Today -100: November 7, 1920: We can’t do much worse than the men


Asquith calls for a truce in Ireland, which “has become the worst form of civil war.” Opposition to the policy of reprisals is growing, including from Jerome K. Jerome (Three Men in a Boat).

Yoncalla, Oregon, pop. 323, votes out the city council in favor of an all-women ticket. They organized secretly, so the election results are a complete surprise, including to Mayor Jess Lasswell, whose wife is elected to the council. Another council member is also displaced by his wife. (A recent Atlantic article finds this story a little too pat to be true). Mayor-elect Mary Burt says “At the worst, we can’t do much worse than the men.”
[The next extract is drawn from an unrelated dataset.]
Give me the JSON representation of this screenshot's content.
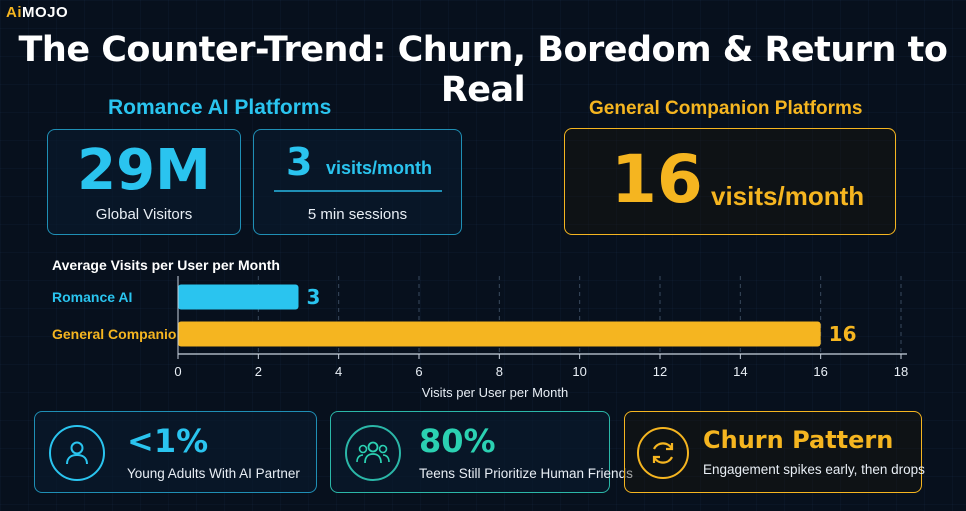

Fess Whitaker, a county jailer in Letcher County, Kentucky, currently serving time in his own jail for a street fight, is elected county judge, so Gov. Morrow pardons him.

Alexander Woollcott reviews Eugene O’Neill’s The Emperor Jones, which opened last week at the Provincetown Playhouse, NYC. He likes the play, hates the clumsy production, but likes the actor playing Brutus Jones, Charles Gilpin. Who is black. Eventually Gilpin will clash with O’Neill over the latter’s insistence on using the n–word (a lot), and will be replaced by Paul Robeson, who also starred in the abbreviated 1933 film version (which deployed the word 29 times). There’s a good but not great recent movie about the play and Gilpin, The Black Emperor of Broadway (could have used a different actor as O’Neill).